Em uma visão constitucionalista, vemos que os Direitos individuais são aqueles em que o Estado não pode interferir. São relativos às faculdades pessoais e aos seus bens. Um governo que viola tais Direitos impede que seus indivíduos exerçam seus “direitos de resistência”, como os chamou Kildare Gonçalves Carvalho por serem direitos que prevalecem frente às ações do Estado. Alguém que não pode administrar seus bens como lhe aprouver, mas como aprouver a terceiros, não possui bem algum. Alguém que não pode escolher a que religião seguir, jamais seguirá nenhuma. Alguém que não escolhe com quem irá se casar, jamais constituirá uma família. Alguém que não pode escolher onde deseja viver, mas lhe tem isso imposto por outro, jamais terá um lar. Quem não pode dirigir sua vida, não vive.

Seguindo esse pensamento, um poder que invade os Direitos individuais impede que seus subordinados “desenvolvam todas as suas potencialidades”, apelando agora para o conceito de ato e potência, de Tomás de Aquino. Uma pessoa obrigada a seguir um padrão não pode se distrair imaginando novas, e melhores, possibilidades. Não espaço para inovação em um sistema que acredita já ter encontrado a melhor opção. Não há desenvolvimento, crescimento, superação.
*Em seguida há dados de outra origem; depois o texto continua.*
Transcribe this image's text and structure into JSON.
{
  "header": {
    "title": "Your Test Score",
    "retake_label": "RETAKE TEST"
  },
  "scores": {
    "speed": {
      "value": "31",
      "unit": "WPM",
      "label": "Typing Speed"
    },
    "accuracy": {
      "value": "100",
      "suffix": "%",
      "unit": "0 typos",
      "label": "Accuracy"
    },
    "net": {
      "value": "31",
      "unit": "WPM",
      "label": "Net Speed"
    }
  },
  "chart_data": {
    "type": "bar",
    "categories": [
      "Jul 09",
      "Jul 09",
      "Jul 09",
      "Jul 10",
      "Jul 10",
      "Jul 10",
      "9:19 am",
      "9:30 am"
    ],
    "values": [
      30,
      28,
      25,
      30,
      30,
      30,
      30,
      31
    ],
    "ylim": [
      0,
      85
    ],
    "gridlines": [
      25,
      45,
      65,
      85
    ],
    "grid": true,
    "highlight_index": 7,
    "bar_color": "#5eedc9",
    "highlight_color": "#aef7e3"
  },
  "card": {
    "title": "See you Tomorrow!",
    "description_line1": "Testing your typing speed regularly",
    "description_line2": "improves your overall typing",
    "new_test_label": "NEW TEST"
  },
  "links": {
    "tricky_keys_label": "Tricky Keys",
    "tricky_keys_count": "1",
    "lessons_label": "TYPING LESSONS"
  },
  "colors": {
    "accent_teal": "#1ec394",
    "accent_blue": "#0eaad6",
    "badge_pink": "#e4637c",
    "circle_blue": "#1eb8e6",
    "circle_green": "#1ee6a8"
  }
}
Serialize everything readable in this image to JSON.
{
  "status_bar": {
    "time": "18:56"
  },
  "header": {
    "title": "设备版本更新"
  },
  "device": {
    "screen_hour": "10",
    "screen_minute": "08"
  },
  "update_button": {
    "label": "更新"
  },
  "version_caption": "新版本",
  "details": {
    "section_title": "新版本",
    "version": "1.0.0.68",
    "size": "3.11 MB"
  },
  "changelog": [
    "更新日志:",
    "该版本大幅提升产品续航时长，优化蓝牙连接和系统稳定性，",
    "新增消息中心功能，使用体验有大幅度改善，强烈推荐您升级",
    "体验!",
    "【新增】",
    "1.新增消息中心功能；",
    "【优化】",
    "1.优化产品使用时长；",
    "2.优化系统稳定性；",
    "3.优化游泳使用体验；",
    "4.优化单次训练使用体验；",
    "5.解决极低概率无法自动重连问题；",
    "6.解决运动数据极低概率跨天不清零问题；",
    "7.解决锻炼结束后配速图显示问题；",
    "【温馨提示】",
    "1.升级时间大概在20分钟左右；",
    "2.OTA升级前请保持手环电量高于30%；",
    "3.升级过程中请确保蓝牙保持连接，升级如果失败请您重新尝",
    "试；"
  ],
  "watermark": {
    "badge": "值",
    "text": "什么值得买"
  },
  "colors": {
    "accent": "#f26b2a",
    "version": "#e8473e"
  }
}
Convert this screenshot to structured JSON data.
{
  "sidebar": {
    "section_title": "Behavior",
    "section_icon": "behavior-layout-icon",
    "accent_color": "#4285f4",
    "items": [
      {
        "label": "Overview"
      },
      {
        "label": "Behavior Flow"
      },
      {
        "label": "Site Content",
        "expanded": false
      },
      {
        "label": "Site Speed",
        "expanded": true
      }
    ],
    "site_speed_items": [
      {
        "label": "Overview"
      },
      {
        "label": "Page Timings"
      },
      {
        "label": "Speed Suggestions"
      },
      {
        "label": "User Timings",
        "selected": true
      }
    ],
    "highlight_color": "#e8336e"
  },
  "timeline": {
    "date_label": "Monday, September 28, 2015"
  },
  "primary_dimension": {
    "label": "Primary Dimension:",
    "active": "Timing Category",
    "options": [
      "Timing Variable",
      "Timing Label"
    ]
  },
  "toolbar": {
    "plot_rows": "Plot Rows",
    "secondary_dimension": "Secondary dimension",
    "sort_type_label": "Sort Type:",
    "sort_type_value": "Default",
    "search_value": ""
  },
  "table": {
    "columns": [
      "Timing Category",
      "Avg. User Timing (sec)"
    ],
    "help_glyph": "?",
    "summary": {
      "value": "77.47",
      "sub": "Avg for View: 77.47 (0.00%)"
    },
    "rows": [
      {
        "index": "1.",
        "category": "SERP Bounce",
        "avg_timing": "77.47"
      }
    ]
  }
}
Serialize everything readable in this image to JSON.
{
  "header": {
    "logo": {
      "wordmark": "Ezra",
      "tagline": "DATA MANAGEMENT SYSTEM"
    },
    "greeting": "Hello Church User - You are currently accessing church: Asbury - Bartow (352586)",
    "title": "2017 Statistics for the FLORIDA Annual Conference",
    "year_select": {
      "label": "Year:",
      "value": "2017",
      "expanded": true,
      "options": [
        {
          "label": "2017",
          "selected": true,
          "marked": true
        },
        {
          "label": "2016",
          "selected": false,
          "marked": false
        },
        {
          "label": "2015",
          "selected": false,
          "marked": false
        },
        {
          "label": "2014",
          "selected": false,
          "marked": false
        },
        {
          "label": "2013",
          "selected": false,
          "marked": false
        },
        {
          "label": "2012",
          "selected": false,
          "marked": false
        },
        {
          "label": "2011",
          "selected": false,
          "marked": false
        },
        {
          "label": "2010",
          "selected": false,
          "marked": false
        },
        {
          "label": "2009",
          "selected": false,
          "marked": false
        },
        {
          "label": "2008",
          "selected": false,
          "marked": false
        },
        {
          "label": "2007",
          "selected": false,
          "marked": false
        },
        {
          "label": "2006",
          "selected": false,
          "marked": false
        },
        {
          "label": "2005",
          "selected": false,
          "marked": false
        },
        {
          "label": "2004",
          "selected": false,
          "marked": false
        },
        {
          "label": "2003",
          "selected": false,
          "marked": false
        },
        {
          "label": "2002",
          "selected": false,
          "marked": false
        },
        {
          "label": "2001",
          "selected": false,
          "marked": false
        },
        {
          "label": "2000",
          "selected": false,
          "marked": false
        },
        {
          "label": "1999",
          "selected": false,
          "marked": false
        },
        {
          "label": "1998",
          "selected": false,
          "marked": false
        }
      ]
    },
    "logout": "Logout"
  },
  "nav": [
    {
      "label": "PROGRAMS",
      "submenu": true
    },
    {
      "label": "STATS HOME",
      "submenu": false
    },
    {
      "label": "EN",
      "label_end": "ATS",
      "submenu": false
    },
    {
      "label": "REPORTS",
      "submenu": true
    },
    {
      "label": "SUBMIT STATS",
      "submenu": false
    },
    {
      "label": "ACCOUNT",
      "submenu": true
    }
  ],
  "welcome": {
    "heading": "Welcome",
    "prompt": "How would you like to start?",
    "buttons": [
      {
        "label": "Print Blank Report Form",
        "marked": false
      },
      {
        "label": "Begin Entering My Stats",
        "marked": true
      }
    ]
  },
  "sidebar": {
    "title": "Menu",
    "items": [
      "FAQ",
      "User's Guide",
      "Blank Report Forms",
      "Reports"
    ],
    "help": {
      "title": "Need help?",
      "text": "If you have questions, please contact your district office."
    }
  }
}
Mas então, por que intervir? Se a postura autoritária do Estado é tão prejudicial, por que alguns governantes ainda a fazem? Pior, por que tal intervenção é ainda defendida por alguns ideólogos? Podemos dizer que assim se evitam “contra-tempos”. Quando o Estado vigia toda a vida do indivíduo e este é forçado a viver de uma determinada forma, o risco de que surja uma “pedra no meio do caminho” diminui. Quem agirá contra um governo que não lhe dá liberdade para isso. Por outro lado, evita “contra-tempos” pois não há debate. Um poder que impõem um padrão não está disposto a discutir ideias, ouvir novas propostas. Não vale a pena se opor a uma ideologia dominante. Ou seja, para quem detém o poder, evitar que “o indivíduo desenvolva todas as suas potencialidades”, pelo menos na área em que lhe diz respeito, é algo bom. A ciência não era bem vista na idade média; o pensamento político foi combatido durante o absolutismo; o estudo Marxista durante o século XIX era mal visto dentro da Europa; a implantação dos planos governamentais “perestroika” e “glasnost”, dentro da URSS, causou um incômodo; o debate sobre aquecimento global não foi agradável nos últimos anos, etc.

Sendo assim, conclui-se que a intromissão do público no privado é uma medida autoritária, comum aos estados totalitários, em que há uma ideologia predominante, um padrão de conduta inquestionável. Inquestionável em uma nação democrática é a liberdade de autodeterminação, a liberdade ser independente do que terceiros desejem. Medidas invasivas de tal natureza são impensadas dentro de um Estado democrático de Direito.